Although the decades that followed the collapse of the eastern bloc can be described as one of retreat by the working class, this did not mean a complete disappearance of the class struggle. Thus, for example, we saw a new generation of proletarians engage in significant movements like the struggle against the CPE in France in 2006 and the Indignados movement in Spain 2011. But although these struggles gave rise to genuine forms of self-organisation (general assemblies) and acted as a focus for serious debate about the future of society, their fundamental weakness was that a majority of those involved in them didn’t see themselves as part of the working class but rather as ‘citizens’ fighting for their rights, and thus vulnerable to various ‘democratic’ political mystifications.

This underlines the significance of the new rupture of 2022, which began with the widespread strikes in Britain, since it heralds the return of the class as a class, i.e. the beginnings of a recovery of class identity. Some argue that these strikes were actually a step back from previous movements such as the Indignados, since they have shown little sign of giving rise to general assemblies or directly stimulating political debate about wider issues. But this is to ignore the fact that after so many years of passivity, ‘the first victory of the struggle is the struggle itself’: the fact that the proletariat is not lying down in the face of a continuing erosion of its conditions, and begins once again to see itself as a class. The Theses on Decomposition insisted that, rather than the more direct expressions of decomposition such as climate change or the gangsterisation of society, it would be the deepening of the economic crisis that provided the best conditions for the revival of class combats; the movements we have seen since 2022 have already confirmed this, and we are heading for situation in which the economic crisis will be the worst in capitalism’s history, exacerbated not only by the central economic contradictions of capital (overproduction and the falling rate of profit) but also by the growth of militarism, the spread of ecological catastrophes and the increasingly irrational policies of the ruling class.  
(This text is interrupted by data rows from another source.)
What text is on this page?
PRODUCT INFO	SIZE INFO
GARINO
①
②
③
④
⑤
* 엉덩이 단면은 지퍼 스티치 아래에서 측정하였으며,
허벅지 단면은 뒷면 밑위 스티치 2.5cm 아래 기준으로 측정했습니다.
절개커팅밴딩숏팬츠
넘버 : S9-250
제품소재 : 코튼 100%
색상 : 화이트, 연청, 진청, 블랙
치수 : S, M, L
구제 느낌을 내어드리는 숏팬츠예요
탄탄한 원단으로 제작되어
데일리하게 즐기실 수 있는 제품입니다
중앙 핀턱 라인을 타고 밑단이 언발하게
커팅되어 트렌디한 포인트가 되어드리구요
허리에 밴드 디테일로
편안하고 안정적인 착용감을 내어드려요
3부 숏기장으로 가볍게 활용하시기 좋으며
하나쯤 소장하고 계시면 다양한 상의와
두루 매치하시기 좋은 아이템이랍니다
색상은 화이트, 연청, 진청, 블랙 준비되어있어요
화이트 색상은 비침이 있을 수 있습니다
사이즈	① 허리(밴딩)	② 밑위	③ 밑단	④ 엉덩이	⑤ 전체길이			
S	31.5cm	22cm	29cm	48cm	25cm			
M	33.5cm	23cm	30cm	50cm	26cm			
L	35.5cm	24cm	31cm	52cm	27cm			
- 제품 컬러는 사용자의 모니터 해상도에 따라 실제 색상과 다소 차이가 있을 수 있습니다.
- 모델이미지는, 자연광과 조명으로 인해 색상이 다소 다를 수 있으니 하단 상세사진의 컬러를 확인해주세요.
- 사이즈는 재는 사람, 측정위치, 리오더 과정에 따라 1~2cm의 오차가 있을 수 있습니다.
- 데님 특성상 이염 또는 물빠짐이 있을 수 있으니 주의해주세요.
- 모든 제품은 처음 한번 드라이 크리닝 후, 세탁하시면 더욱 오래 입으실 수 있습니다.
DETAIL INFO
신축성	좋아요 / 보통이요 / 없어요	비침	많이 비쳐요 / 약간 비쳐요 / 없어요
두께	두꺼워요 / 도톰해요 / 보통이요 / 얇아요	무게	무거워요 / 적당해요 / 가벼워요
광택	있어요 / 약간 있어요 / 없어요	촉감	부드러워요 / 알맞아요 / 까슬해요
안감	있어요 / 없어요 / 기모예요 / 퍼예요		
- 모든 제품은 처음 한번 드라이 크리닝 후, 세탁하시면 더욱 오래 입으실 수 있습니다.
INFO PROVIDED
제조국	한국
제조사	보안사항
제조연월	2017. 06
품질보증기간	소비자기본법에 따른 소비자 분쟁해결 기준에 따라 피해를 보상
In particular, the increasingly overt attempt to impose a war economy in the central countries of capitalism will be a vital issue in the politicisation of workers’ resistance. This has already been presaged by two important developments: first, the fact that the 2022 breakthrough took place precisely at a point in which the outbreak of the war in Ukraine was accompanied by big campaigns about the need to support Ukraine and to prepare for sacrifices in order to resist future Russian aggression; second, the development of minorities politicised by the threat of war and looking for an internationalist response. These reactions on the question of war do not come from out of the blue: they are further evidence that the new phase of the class struggle draws its historic strength from the reality of an undefeated proletariat.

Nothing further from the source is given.